Fracture Detection On Surface Seismic Using Dip Steering Cube
Tyiasning, Stephanie Wikan
Geoscience Honours Degree, 2011
University of Adelaide
At Scotia Field of the Bowen Basin on eastern Queensland (Australia), natural fracture system has been identified as one of the important parameters in the success of gas production in Coal Seam Methane (CSM) reservoir, along with cleat system in coal and in situ stress condition. Fractured coal seams were analysed with dip-steering method to investigate its ability in detecting small-scale faulting and natural fractures in surface seismic data. This method was suggested to be powerful in enhancing multi-trace attributes, which would result in recognising subtle structural features on seismic data. Seismic attributes such as Curvature and Similarity have been widely used in enhancing complex three-dimensional structural and stratigraphic interpretation, particularly in identifying and analysing complex deformations that are unresolved in conventional amplitude volume. These attributes were calculated from dip-steered volumes, and the dip-steered Similarity results were compared with standard Coherency Cubes in terms of fault and fracture detection capabilities. The results revealed that cross-hatched features that may indicate fracture systems were clearly revealed on most positive curvature attribute. There are weak correlations between fabric and major conjugate shear fracture systems in the area. Fabric orientations were also inconsistent with the fracture orientations in the image log data and believed to be the result of curvature attribute calculation itself. On the other hand, Coherence Cube turned out to be more effective compared with the dip-steered similarity volume not only in fault interpretation but also in recognising depositional features on low relief horizon slices. On the contrary, dip-steered similarity seemed to allow better fault interpretation on high relief horizons.

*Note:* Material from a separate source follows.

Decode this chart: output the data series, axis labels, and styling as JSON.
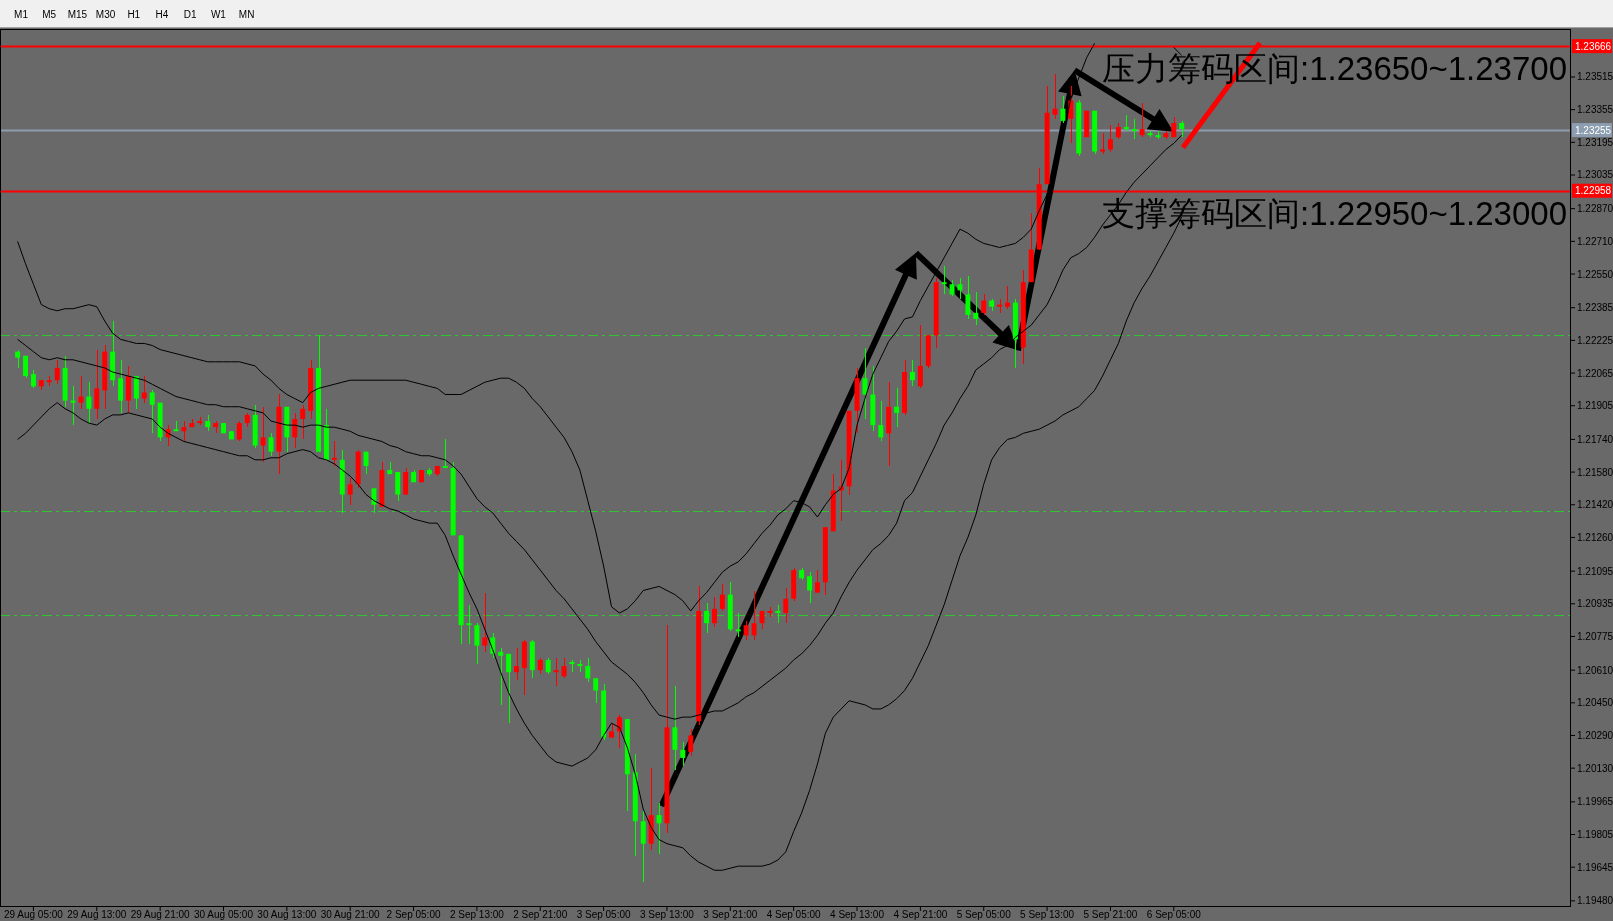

The crosshatched fabrics identified on the most positive curvature attribute were not observed on either the similarity volume or the coherence cube, which supports the earlier suggestion that these fabrics are an artifact of the curvature attribute calculation process. On the whole, the most positive curvature attribute can be used in identifying faults and fractured areas. However, prediction of fracture orientation was proven to be less reliable.